The US intends even to restrict cloud and computing access to China, but the regulation process is expected to be complicated.

The US intends even to restrict cloud and computing access to China, but the regulation process is expected to be complicated.Source: Shutterstock

Is cloud computing the next target in the US-China tech war?

  • The US intends to restrict cloud and computing access to China.
  • The regulation process is expected to be complicated.
  • Cloud services provided by Amazon and Microsoft will be targeted.

The United States is going on offense with China, finding every loophole that allows the latter to bypass the export controls imposed by the former since last October. On top of plans to impose new restrictions on the export of artificial intelligence (AI) chips to China, the Biden administration has plans to restrict access by China to American cloud computing services.

In short, the US is still finding ways to pull out all the stops and restrict China’s companies and military with the computing power needed to advance. Quoting a person familiar with the discussions, Bloomberg said, “The US is considering restrictions on China’s access to computing over the Internet, or the cloud, to limit that country’s ability to develop AI capabilities.

The alleged new restrictions may require US cloud computing providers such as Amazon and Microsoft to gain government permission before providing service to Chinese clients to prevent Chinese AI companies from “gaining technologies” by bypassing the US government’s export controls, according to a report by the Wall Street Journal.

Based on the export controls released last October, the US government has banned the export of advanced chips, including the Nvidia A100, to China. Despite that, Chinese companies can access the chip from any cloud computing services provider, the Wall Street Journal report indicated. 

Will the cloud computing restriction impact China?

As per reports, the effort is a top priority for the Commerce Department, and officials are working to finalize the plan this summer. However, important details have yet to be decided. For context, International Data Corporation’s data showed that as of the end of 2022, Alibaba, TencentHuawei, China Telecom, and Amazon are the top five cloud computing companies in China, and the first four companies take over 64% of the market share. 
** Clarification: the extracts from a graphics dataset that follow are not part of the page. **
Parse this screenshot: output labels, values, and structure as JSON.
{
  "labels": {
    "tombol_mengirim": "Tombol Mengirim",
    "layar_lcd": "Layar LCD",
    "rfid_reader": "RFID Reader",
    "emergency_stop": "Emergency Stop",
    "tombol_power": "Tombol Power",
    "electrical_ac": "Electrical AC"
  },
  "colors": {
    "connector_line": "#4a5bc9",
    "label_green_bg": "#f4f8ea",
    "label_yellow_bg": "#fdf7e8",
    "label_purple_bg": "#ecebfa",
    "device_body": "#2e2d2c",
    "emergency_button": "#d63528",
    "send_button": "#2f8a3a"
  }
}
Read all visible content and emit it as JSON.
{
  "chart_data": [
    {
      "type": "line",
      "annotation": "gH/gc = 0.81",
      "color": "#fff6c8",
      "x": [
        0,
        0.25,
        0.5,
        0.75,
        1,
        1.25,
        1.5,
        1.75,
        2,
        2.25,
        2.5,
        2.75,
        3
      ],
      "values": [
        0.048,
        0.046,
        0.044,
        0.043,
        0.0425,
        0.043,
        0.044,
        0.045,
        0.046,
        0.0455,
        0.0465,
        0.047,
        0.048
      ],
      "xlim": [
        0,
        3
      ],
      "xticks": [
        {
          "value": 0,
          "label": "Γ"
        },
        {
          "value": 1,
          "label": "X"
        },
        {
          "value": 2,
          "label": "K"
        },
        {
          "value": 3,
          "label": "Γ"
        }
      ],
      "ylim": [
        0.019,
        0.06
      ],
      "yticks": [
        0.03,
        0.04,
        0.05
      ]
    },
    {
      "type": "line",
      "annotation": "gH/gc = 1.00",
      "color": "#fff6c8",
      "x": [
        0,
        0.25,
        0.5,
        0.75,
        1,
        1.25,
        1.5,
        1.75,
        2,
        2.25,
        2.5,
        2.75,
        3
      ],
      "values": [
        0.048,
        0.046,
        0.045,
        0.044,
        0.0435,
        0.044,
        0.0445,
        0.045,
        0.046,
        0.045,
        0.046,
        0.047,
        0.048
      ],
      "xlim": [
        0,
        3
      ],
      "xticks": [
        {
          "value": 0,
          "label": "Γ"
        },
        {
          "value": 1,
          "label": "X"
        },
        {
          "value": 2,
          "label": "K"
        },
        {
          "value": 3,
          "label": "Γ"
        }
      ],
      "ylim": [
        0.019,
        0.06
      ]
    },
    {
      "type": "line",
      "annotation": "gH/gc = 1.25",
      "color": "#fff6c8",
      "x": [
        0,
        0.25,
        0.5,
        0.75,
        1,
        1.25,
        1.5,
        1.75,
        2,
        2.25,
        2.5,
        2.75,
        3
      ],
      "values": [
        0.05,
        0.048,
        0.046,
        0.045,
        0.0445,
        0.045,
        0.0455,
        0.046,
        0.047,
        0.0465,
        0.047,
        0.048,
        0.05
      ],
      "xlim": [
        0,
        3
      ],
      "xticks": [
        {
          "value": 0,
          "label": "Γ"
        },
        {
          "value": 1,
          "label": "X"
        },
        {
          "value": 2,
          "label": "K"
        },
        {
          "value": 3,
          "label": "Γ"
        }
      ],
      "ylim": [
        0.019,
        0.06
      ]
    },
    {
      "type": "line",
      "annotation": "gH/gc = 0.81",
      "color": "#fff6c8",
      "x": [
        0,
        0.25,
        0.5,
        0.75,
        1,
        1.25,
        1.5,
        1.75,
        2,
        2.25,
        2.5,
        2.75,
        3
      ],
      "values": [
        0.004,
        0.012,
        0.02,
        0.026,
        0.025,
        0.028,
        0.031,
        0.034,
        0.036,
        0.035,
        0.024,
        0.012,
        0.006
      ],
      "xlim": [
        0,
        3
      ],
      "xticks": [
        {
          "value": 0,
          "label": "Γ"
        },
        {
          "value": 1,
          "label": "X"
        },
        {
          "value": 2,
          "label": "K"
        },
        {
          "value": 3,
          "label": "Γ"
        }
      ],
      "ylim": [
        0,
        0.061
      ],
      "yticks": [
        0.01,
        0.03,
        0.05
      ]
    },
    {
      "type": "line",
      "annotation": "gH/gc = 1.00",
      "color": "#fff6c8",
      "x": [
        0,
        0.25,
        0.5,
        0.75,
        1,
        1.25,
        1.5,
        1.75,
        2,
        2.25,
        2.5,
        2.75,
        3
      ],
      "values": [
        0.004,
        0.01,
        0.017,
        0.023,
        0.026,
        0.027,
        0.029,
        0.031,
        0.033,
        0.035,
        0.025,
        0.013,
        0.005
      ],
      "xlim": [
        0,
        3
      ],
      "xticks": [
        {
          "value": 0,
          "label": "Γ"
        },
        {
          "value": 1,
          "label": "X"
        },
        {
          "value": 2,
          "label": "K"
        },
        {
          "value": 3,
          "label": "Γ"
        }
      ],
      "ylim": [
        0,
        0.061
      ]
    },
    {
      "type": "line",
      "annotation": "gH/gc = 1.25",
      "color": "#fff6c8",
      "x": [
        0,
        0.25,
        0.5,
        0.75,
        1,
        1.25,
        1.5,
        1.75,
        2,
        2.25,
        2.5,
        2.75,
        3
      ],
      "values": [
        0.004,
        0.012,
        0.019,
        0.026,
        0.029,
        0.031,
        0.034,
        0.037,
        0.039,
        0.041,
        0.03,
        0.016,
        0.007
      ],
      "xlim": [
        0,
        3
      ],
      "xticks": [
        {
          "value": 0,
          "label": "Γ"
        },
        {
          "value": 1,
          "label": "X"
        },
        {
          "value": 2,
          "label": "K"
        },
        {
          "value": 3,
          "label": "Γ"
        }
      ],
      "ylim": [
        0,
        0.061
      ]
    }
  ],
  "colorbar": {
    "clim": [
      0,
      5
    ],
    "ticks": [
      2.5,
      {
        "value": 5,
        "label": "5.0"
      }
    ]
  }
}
Alibaba Cloud, Huawei Cloud, Tencent Cloud and Baidu AI Cloud, the top four cloud computing vendors in Mainland China in 2022, collectively grew 9% to account for a combined 79% share of customer spending.Source: Canalys

Alibaba Cloud, Huawei Cloud, Tencent Cloud and Baidu AI Cloud, the top four cloud computing vendors in Mainland China in 2022, collectively grew 9% to account for a combined 79% share of customer spending.
Source: Canalys

US-based Amazon accounts for a mere 8.6%. Based on the market share, most domestic cloud computing is dominated by Chinese tech companies, which have phased into a relatively established ecosystem. That also means American companies, including Amazon and Microsoft, only hold a relatively small market share. Even Chinese experts said the move, aimed at pressuring China’s tech growth, may fail since cloud computing in China is already well developed

The broader Commerce Department proposal also suggests that the US would revise export controls to make it harder to sell some chips to China without a license. As per Tech Wire Asia’s recent report, the move is aimed in part at Nvidia Corp’s A800 chip, which the US-based company designed to fit within the limits of the export controls.

More retaliation from China

From the ban on Micron Technology, the first US chipmaker to have been slapped with restrictions from China to controls on exports of some gallium and germanium products, an influential Chinese trade policy adviser told Reuters that it is “just a start.”

Starting from August 1, the Ministry of Commerce China says the exporters will need to apply for license from the ministry if they intent start or continue shipping germanium and gallium out of the country, and will be required to report details of the overseas buyers and their applications.Source: Twitter

Starting from August 1, the Ministry of Commerce China says the exporters will need to apply for license from the ministry if they intent start or continue shipping germanium and gallium out of the country, and will be required to report details of the overseas buyers and their applications. Source: Twitter

In short, Beijing will no longer sit and watch as the US slaps the Eastern powerhouse with more export controls. Instead, China intends to ramp up a tech fight with Washington. On July 5, former Vice Commerce Minister Wei Jianguo told the China Daily newspaper that countries should brace for more should they continue to pressure China, describing the controls as a “well-thought-out heavy punch” and “just a start.”

“If restrictions targeting China’s high-technology sector continue, countermeasures will escalate,” added Wei. Even analysts have described the move to restrict rare earth exports as China’s second – and bigger – countermeasure in the long-running US-China tech fight after it banned some vital domestic industries from purchasing from US memory chipmaker Micron in May.

Interestingly, in her upcoming visit to China, US Treasury Secretary Janet Yellen is expected to stress the need for both countries to “responsibly manage” their relationship, “communicate directly about areas of concern and work together to address global challenges.” Unless there is a truce between these two countries soon, the tit-for-tat tech war is anticipated to continue and amplify to something far more significant than it already is.